What climate-related problem are you working on?

I focus on soils and microbes that live in soils. Soils are a huge reservoir of carbon. They store more carbon than both the atmosphere and all vegetation combined. Vegetative material that comes into soils can be degraded by microbes and, therefore, is released into the atmosphere as greenhouse gases like carbon dioxide and methane. At the same time, what microbes don’t chew up stays in soil and is preserved as organic material. And so that balance between what gets released to the atmosphere and what stays in soils is really important for predicting future climate.

Why does the research matter?

My research is important for people’s lives because soils are such an important reservoir of carbon. If we can figure out how to use soils and ecosystems to take up more carbon than they currently are, we can help mitigate climate warming.

What keeps you motivated?

My research is fun and interesting. There is always something more to learn about what is happening in soils. It is a really complex environment. At the same time, my research is meaningful. What I’m learning about soils has important implications for our climate future and for people’s futures.

What about the research keeps you up at night?

We’ve known for decades that climate warming and greenhouse gas emissions are a problem, but we haven’t proceeded very far along with developing technological solutions or implementing those solutions in order to mitigate climate warming.

What would you tell a student interested in pursuing a career in climate science or a related field?

Do it!

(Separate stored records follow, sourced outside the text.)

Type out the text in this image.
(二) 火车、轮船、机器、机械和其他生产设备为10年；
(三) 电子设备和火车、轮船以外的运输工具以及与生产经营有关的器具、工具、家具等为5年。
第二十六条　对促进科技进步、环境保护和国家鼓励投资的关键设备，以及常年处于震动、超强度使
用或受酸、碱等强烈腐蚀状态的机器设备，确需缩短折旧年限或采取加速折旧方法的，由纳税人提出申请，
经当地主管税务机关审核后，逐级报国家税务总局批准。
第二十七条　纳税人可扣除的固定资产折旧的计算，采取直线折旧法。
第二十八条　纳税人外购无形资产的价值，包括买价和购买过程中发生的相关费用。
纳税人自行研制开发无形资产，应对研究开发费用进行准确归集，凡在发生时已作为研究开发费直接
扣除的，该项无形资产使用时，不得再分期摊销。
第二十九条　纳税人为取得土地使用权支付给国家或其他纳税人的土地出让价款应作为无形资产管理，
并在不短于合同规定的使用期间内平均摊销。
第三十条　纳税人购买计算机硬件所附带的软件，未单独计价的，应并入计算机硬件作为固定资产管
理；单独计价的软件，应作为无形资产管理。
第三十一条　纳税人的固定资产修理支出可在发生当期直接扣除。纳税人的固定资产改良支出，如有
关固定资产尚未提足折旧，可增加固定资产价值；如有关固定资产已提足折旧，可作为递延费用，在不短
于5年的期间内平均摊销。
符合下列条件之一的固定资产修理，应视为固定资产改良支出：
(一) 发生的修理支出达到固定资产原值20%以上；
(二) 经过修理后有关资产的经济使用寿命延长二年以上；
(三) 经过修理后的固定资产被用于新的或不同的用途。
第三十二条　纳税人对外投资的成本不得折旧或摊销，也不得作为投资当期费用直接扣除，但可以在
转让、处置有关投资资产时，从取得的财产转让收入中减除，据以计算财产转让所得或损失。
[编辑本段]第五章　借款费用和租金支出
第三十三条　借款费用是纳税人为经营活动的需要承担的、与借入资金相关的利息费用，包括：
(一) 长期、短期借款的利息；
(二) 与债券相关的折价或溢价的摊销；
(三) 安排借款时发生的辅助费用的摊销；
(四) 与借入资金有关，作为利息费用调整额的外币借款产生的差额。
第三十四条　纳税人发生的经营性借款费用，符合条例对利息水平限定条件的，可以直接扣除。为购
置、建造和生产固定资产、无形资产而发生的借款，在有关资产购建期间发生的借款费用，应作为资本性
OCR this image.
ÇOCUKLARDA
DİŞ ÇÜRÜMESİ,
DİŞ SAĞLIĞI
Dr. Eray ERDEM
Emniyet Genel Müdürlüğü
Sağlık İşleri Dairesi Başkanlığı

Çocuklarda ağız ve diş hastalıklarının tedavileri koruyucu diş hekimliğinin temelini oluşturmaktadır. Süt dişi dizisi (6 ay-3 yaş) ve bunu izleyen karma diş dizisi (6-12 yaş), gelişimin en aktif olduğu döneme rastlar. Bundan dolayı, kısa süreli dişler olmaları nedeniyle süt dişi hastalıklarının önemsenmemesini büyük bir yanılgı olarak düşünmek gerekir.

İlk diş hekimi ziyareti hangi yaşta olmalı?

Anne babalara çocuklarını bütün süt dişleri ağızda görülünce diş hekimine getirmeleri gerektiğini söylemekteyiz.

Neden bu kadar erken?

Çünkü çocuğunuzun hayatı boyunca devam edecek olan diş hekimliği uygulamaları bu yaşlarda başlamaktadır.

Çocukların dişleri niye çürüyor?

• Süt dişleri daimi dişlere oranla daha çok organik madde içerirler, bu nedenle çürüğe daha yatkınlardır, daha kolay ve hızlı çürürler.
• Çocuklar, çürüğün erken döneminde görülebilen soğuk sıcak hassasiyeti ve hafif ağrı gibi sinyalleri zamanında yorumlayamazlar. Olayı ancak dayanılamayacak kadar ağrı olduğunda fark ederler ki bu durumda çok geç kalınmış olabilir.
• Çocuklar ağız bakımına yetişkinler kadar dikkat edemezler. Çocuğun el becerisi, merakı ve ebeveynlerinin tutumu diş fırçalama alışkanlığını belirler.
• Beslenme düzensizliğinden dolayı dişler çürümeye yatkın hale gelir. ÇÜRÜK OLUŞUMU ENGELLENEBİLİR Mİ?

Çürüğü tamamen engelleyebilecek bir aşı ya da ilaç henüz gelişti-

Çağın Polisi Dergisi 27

Your country needs you, and the world needs you. We need people to work in climate science to help build a better future for ourselves. At the same time, science is so fun and engaging. You get to meet different people from around the world. I’ve gotten to go do field work in lots of exciting places. And really the biggest thing is what a satisfying career it is. When you’re fifty as a scientist, you’re just getting into your groove. There’s always more learning and more growth, so it’s a fabulously exciting career to embark on.